I can't really copy the diagram, but it's a complete circuit with a resistor in series with resistors in parallel. So basically, the circuit first goes to resistor R1 then travels trhough a parallel circuit of two lines, one of which is a resistor of 3 ohms while the othe line contains R2 and another resistor of 1 ohm. Then it reconnects and goes back to the battery.

I can easily get the current here, but how do I find the power of R2 since the voltage would be different and the current might be different as well?

3 Answers

Relevance
  • 1 decade ago
    Favorite Answer

    Refer a teacher.

    Sorry.
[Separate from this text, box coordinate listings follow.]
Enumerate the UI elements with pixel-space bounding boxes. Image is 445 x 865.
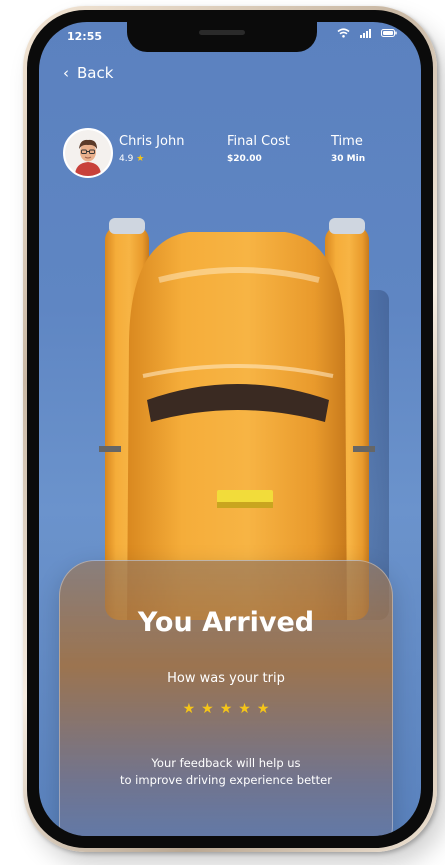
avatar[interactable]	[63, 128, 113, 178]
time-label: Time	[331, 134, 363, 149]
final-cost-value: $20.00	[227, 154, 262, 164]
notch	[127, 22, 317, 52]
status-icons	[337, 28, 397, 38]
rating-stars: ★ ★ ★ ★ ★	[60, 701, 392, 717]
rating-star-4[interactable]: ★	[238, 701, 251, 717]
battery-icon	[381, 29, 397, 37]
speaker-grille	[199, 30, 245, 35]
phone-frame: 12:55 ‹ Back Chris John 4.9 ★ Final Cost…	[23, 6, 437, 852]
driver-rating: 4.9 ★	[119, 154, 144, 164]
signal-icon	[360, 28, 371, 38]
time-value: 30 Min	[331, 154, 366, 164]
driver-name: Chris John	[119, 134, 185, 149]
feedback-text: Your feedback will help us to improve dr…	[60, 755, 392, 789]
rating-star-2[interactable]: ★	[201, 701, 214, 717]
final-cost-label: Final Cost	[227, 134, 290, 149]
arrival-card: You Arrived How was your trip ★ ★ ★ ★ ★ …	[59, 560, 393, 836]
wifi-icon	[337, 28, 350, 38]
app-screen: 12:55 ‹ Back Chris John 4.9 ★ Final Cost…	[39, 22, 421, 836]
rating-value: 4.9	[119, 154, 134, 164]
rating-star-3[interactable]: ★	[220, 701, 233, 717]
arrival-title: You Arrived	[137, 607, 315, 638]
feedback-line-2: to improve driving experience better	[119, 773, 332, 787]
status-time: 12:55	[67, 30, 103, 43]
rating-star-1[interactable]: ★	[183, 701, 196, 717]
chevron-left-icon: ‹	[63, 64, 69, 82]
driver-avatar-image	[65, 130, 111, 176]
feedback-line-1: Your feedback will help us	[151, 756, 301, 770]
star-icon: ★	[136, 154, 145, 164]
phone-bezel: 12:55 ‹ Back Chris John 4.9 ★ Final Cost…	[27, 10, 433, 848]
back-button[interactable]: ‹ Back	[63, 64, 113, 82]
taxi-car-image	[99, 218, 389, 620]
trip-question: How was your trip	[167, 671, 285, 686]
trip-summary: Chris John 4.9 ★ Final Cost $20.00 Time …	[63, 128, 403, 180]
back-label: Back	[77, 64, 114, 82]
rating-star-5[interactable]: ★	[257, 701, 270, 717]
I dont know this.

  • Toney
    Lv 5
    1 decade ago

    OK, IF I understand your circuit, since there are only 2 lines in parallel, I assume that R2 is in series with the (1) one ohm resistor, and they are in parallel with a 3 (three) ohm resistor.

    If that is correct, here are the measurements:

    current thru R2 = 1.4545 Amps (16V / 11 ohms)

    volts across R2 = 10.1818 Volts (7 ohms x 1.45454545 amps)

    power dissipated by R2 = 14.8094 watts (10.1818V x 1.45454545 amps)

    Source(s): I am an electronic engineer
  • 1 decade ago

    you can use thevenin's theorem or norton theorem to solve this.

    i am not getting the circuit you described.

    but since there is only one voltage source you can go by the thevenin's theorem.